Pilgern zum Fin da Terra

von Muxia nach Fisterra (18,5km)

Wir nahmen mit einem Foto Abschied von Muxiaund auf gings zur letzten Etappe entlang der Landstraße.

Über einen steilen Berg wanderten wir Richtung Lires, wo nach 15,5km unser Verkürzungstransfer wartete, um uns bis zum Ende der Welt zu fahren (weitere 15,5km)

Am Km 0,00 ließen wir uns ein zweites Mal ablichten, aber diesmal in Fisterra. Jetzt war definitiv unsere Pilgerreise zu Ende.

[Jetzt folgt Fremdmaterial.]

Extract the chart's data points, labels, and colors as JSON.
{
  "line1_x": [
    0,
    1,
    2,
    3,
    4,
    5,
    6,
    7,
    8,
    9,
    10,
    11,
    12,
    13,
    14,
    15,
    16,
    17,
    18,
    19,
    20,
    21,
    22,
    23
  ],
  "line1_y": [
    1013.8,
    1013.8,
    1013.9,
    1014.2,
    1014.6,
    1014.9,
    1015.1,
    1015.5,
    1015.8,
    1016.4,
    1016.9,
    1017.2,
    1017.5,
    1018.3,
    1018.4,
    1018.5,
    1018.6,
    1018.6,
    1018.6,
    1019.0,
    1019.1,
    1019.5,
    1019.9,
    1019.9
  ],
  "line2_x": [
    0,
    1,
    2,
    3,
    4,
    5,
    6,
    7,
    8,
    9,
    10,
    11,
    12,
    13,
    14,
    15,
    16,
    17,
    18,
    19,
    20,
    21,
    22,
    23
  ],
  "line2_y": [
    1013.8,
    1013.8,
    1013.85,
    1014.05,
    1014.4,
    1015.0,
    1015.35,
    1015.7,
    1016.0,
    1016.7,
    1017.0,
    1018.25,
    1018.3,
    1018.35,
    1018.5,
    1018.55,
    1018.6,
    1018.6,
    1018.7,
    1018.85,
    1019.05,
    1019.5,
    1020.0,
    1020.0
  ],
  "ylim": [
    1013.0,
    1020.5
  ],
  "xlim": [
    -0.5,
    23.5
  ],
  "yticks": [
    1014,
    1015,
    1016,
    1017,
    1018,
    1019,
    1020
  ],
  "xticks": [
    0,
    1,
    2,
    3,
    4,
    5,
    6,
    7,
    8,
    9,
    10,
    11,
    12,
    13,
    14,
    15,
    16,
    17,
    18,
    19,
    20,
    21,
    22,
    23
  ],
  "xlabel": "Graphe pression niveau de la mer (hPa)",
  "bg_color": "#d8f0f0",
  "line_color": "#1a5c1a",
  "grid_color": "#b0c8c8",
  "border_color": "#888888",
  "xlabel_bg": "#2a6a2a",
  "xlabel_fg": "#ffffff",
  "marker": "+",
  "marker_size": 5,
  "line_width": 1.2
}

Zurück zu unserem Hotel ging es wieder 3km zu Fuß entlang der Straße.

Am Ortseingang von Fisterra besuchten wir noch die Kirche Santa Maria das Areas aus dem 14. Jahrhundert. Bis zur Entdeckung der Neuen Welt galt die Holzskulptur als die westlichste Christusdarstellung. Sie soll während eines Sturms über Bord eines Schiffes gefallen und dann in Fisterra gestrandet sein.

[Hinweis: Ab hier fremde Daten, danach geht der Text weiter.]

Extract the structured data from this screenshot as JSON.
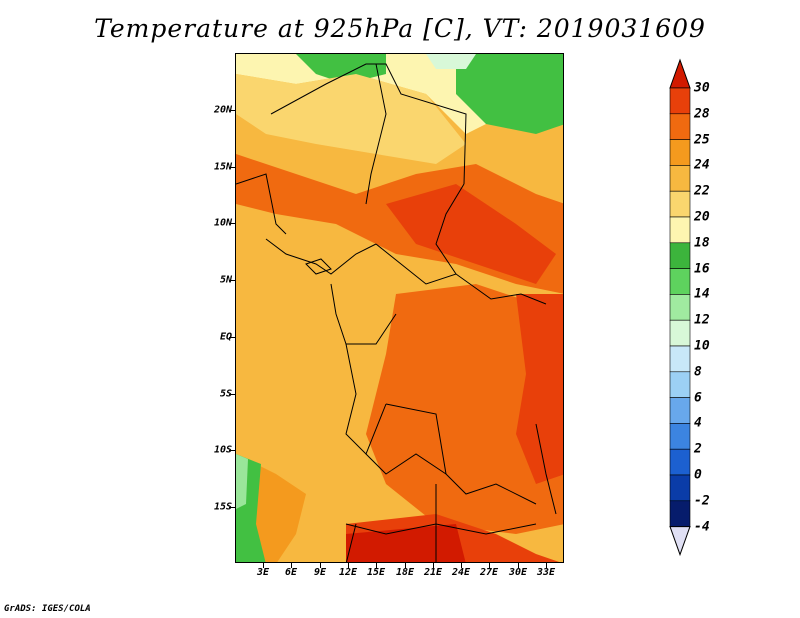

 Ende eines langen Abenteuers

Zum Kilometer 0

von A Grixa nach Muxia (15 km)

Wir nahmen Abschied von unserer freundlichen Gastgeberin Sofia und machten uns auf den Weg nach Muxia.

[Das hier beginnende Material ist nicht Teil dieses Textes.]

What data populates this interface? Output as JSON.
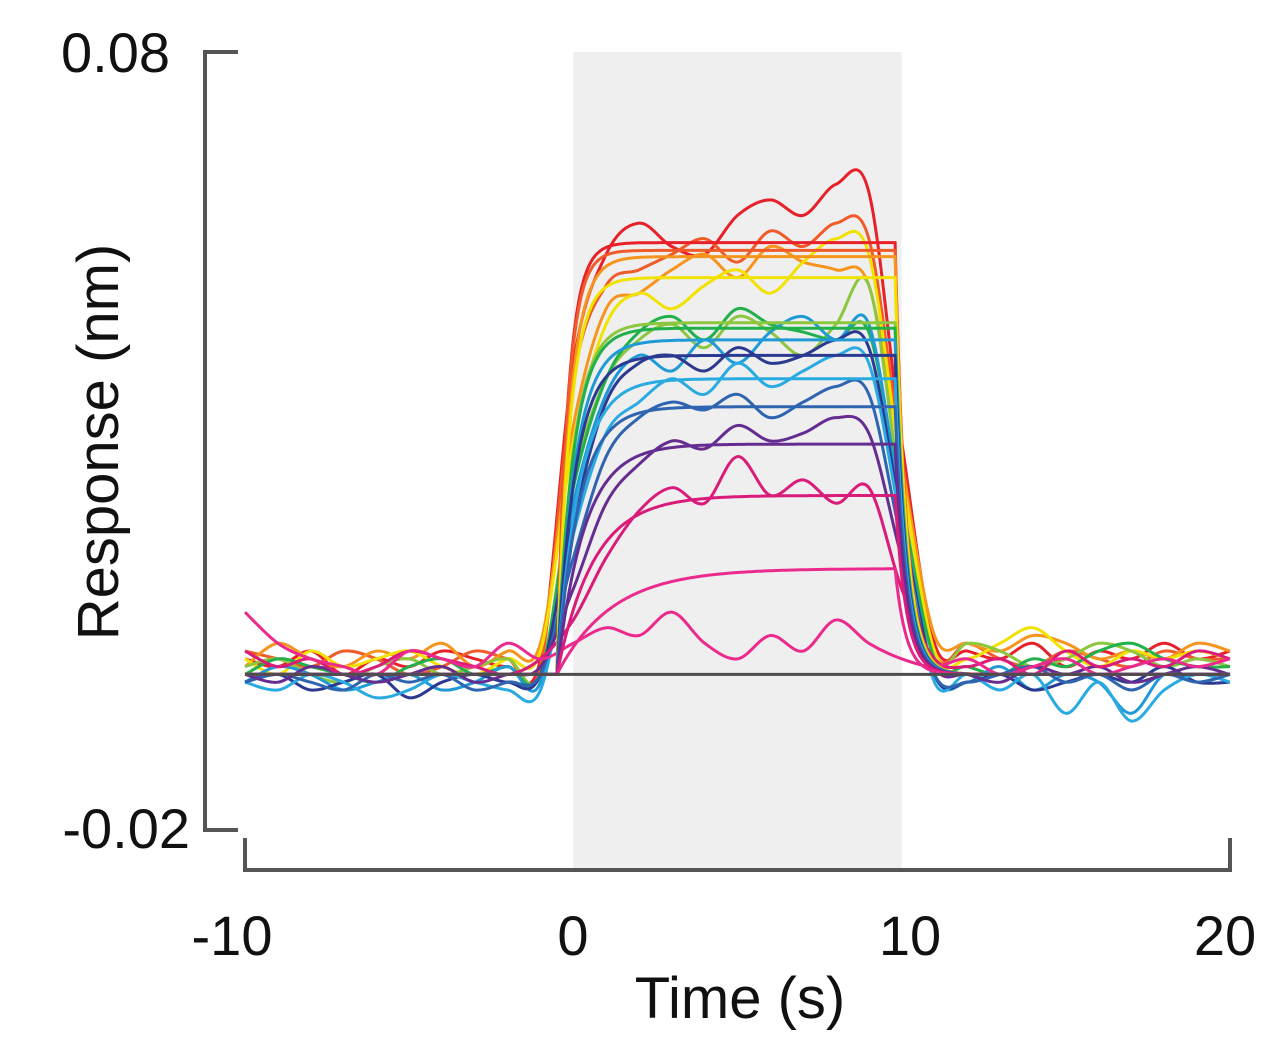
{
  "chart_data": {
    "type": "line",
    "title": "",
    "xlabel": "Time (s)",
    "ylabel": "Response (nm)",
    "xlim": [
      -10,
      20
    ],
    "ylim": [
      -0.02,
      0.08
    ],
    "x_tick_labels": [
      "-10",
      "0",
      "10",
      "20"
    ],
    "y_tick_labels": [
      "0.08",
      "-0.02"
    ],
    "grid": false,
    "legend": "none",
    "shaded_region": {
      "x_start": 0,
      "x_end": 10,
      "color": "#efefef"
    },
    "baseline": {
      "y": 0,
      "color": "#4d4d4d"
    },
    "association_start": -0.5,
    "dissociation_start": 9.8,
    "dissociation_rate": 3,
    "raw_x": [
      -10,
      -9,
      -8,
      -7,
      -6,
      -5,
      -4,
      -3,
      -2,
      -1,
      0,
      1,
      2,
      3,
      4,
      5,
      6,
      7,
      8,
      9,
      10,
      11,
      12,
      13,
      14,
      15,
      16,
      17,
      18,
      19,
      20
    ],
    "series": [
      {
        "color": "#e8202a",
        "fit_plateau": 0.0555,
        "fit_rate": 3,
        "raw": [
          0.002,
          0.001,
          0.003,
          0.0,
          0.002,
          0.001,
          0.003,
          0.002,
          0.001,
          0.002,
          0.04,
          0.054,
          0.058,
          0.055,
          0.054,
          0.059,
          0.061,
          0.059,
          0.063,
          0.062,
          0.03,
          0.004,
          0.003,
          0.002,
          0.004,
          0.001,
          0.003,
          0.002,
          0.004,
          0.002,
          0.003
        ]
      },
      {
        "color": "#f15a29",
        "fit_plateau": 0.0545,
        "fit_rate": 3,
        "raw": [
          0.003,
          0.002,
          0.001,
          0.003,
          0.002,
          0.0,
          0.001,
          0.003,
          0.002,
          0.001,
          0.038,
          0.05,
          0.052,
          0.054,
          0.056,
          0.053,
          0.057,
          0.055,
          0.058,
          0.056,
          0.028,
          0.003,
          0.004,
          0.002,
          0.001,
          0.003,
          0.002,
          0.001,
          0.003,
          0.002,
          0.002
        ]
      },
      {
        "color": "#f7941d",
        "fit_plateau": 0.0537,
        "fit_rate": 2.5,
        "raw": [
          0.001,
          0.004,
          0.002,
          0.001,
          0.003,
          0.002,
          0.004,
          0.001,
          0.003,
          0.004,
          0.032,
          0.047,
          0.049,
          0.052,
          0.054,
          0.051,
          0.055,
          0.053,
          0.052,
          0.05,
          0.027,
          0.005,
          0.004,
          0.003,
          0.005,
          0.004,
          0.002,
          0.003,
          0.002,
          0.004,
          0.003
        ]
      },
      {
        "color": "#f2e200",
        "fit_plateau": 0.051,
        "fit_rate": 2.5,
        "raw": [
          0.002,
          0.0,
          0.003,
          0.001,
          0.002,
          0.003,
          0.001,
          0.0,
          0.002,
          0.003,
          0.03,
          0.045,
          0.049,
          0.047,
          0.05,
          0.052,
          0.049,
          0.053,
          0.056,
          0.054,
          0.026,
          0.003,
          0.002,
          0.004,
          0.006,
          0.003,
          0.001,
          0.003,
          0.002,
          0.003,
          0.002
        ]
      },
      {
        "color": "#8dc63f",
        "fit_plateau": 0.0452,
        "fit_rate": 2,
        "raw": [
          0.001,
          0.002,
          0.0,
          -0.001,
          0.001,
          0.002,
          0.0,
          0.001,
          0.002,
          0.0,
          0.025,
          0.038,
          0.043,
          0.045,
          0.042,
          0.046,
          0.044,
          0.041,
          0.045,
          0.05,
          0.023,
          0.002,
          0.004,
          0.003,
          0.001,
          0.002,
          0.004,
          0.003,
          0.001,
          0.002,
          0.001
        ]
      },
      {
        "color": "#22b04b",
        "fit_plateau": 0.0445,
        "fit_rate": 2,
        "raw": [
          0.0,
          0.002,
          0.001,
          0.0,
          -0.001,
          0.001,
          0.002,
          0.0,
          0.001,
          0.0,
          0.024,
          0.038,
          0.044,
          0.046,
          0.043,
          0.047,
          0.045,
          0.044,
          0.043,
          0.044,
          0.022,
          0.002,
          0.001,
          0.0,
          0.002,
          0.001,
          0.003,
          0.004,
          0.002,
          0.001,
          0.001
        ]
      },
      {
        "color": "#1f9ad6",
        "fit_plateau": 0.043,
        "fit_rate": 1.8,
        "raw": [
          -0.001,
          0.001,
          0.0,
          -0.002,
          -0.001,
          0.0,
          -0.002,
          -0.001,
          0.001,
          -0.001,
          0.022,
          0.036,
          0.041,
          0.039,
          0.043,
          0.04,
          0.044,
          0.046,
          0.043,
          0.045,
          0.021,
          0.0,
          -0.001,
          0.001,
          -0.002,
          0.0,
          -0.001,
          -0.005,
          0.0,
          -0.001,
          0.0
        ]
      },
      {
        "color": "#2b3990",
        "fit_plateau": 0.041,
        "fit_rate": 1.8,
        "raw": [
          -0.001,
          0.0,
          -0.002,
          -0.001,
          0.0,
          -0.003,
          -0.001,
          0.0,
          -0.001,
          0.0,
          0.02,
          0.035,
          0.04,
          0.041,
          0.039,
          0.042,
          0.04,
          0.041,
          0.043,
          0.042,
          0.02,
          0.0,
          -0.001,
          0.0,
          -0.002,
          -0.001,
          0.0,
          -0.001,
          0.001,
          -0.001,
          -0.001
        ]
      },
      {
        "color": "#29abe2",
        "fit_plateau": 0.038,
        "fit_rate": 1.5,
        "raw": [
          -0.001,
          -0.002,
          0.0,
          -0.001,
          -0.003,
          -0.002,
          0.0,
          -0.001,
          -0.002,
          -0.002,
          0.018,
          0.031,
          0.035,
          0.038,
          0.036,
          0.04,
          0.037,
          0.039,
          0.041,
          0.04,
          0.019,
          -0.001,
          0.0,
          -0.002,
          0.0,
          -0.005,
          -0.001,
          -0.006,
          -0.002,
          0.0,
          -0.001
        ]
      },
      {
        "color": "#2e64b0",
        "fit_plateau": 0.0344,
        "fit_rate": 1.5,
        "raw": [
          -0.001,
          0.0,
          -0.001,
          -0.002,
          0.0,
          -0.001,
          0.0,
          -0.002,
          -0.001,
          0.0,
          0.015,
          0.028,
          0.033,
          0.035,
          0.034,
          0.036,
          0.033,
          0.035,
          0.037,
          0.036,
          0.017,
          0.0,
          -0.001,
          0.0,
          0.001,
          -0.001,
          0.0,
          -0.002,
          0.0,
          -0.001,
          0.0
        ]
      },
      {
        "color": "#662d91",
        "fit_plateau": 0.0296,
        "fit_rate": 1.2,
        "raw": [
          0.0,
          -0.001,
          0.001,
          0.0,
          -0.001,
          0.0,
          0.001,
          -0.001,
          0.0,
          0.001,
          0.011,
          0.022,
          0.027,
          0.03,
          0.029,
          0.032,
          0.03,
          0.031,
          0.033,
          0.031,
          0.015,
          0.001,
          0.0,
          -0.001,
          0.001,
          0.0,
          0.001,
          -0.001,
          0.0,
          0.001,
          0.0
        ]
      },
      {
        "color": "#d91c7a",
        "fit_plateau": 0.023,
        "fit_rate": 0.9,
        "raw": [
          0.003,
          0.001,
          0.002,
          0.0,
          0.001,
          0.003,
          0.002,
          0.001,
          0.0,
          0.002,
          0.007,
          0.015,
          0.021,
          0.024,
          0.022,
          0.028,
          0.023,
          0.025,
          0.022,
          0.024,
          0.011,
          0.002,
          0.001,
          0.002,
          0.0,
          0.003,
          0.001,
          0.002,
          0.001,
          0.003,
          0.002
        ]
      },
      {
        "color": "#ec2a8e",
        "fit_plateau": 0.0136,
        "fit_rate": 0.6,
        "raw": [
          0.008,
          0.004,
          0.002,
          0.001,
          0.0,
          0.003,
          0.002,
          0.001,
          0.004,
          0.002,
          0.004,
          0.006,
          0.005,
          0.008,
          0.004,
          0.002,
          0.005,
          0.003,
          0.007,
          0.004,
          0.002,
          0.001,
          0.002,
          0.0,
          0.001,
          0.002,
          0.0,
          0.001,
          0.002,
          0.001,
          0.002
        ]
      }
    ]
  }
}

Es ging wie immer über Asphaltstraßen und lichte Waldstücke bergauf und wieder bergab.

Der steinerne Horreo aus dem 16. Jahrhundert vor der Kirche de San Martino de Ozon ist mit einer Länge von 27 m und 22 Pfeilern einer der größten Kornspeicher Galiciens.

Auch bedeutsam auf unserer Strecke war die dreischiffige romanische Kirche vom ehemaligen Kloster San Xulian de Moraine – leider geschlossen. 

Wir folgten dem Sträßchen am Kloster vorbei und wurden von einem herrlichen Küstenblick empfangen. 

Durch Kiefernwald kamen wir hinunter zur Playa de Espineirido und über den Bohlenweg erreichten wir Muxia. 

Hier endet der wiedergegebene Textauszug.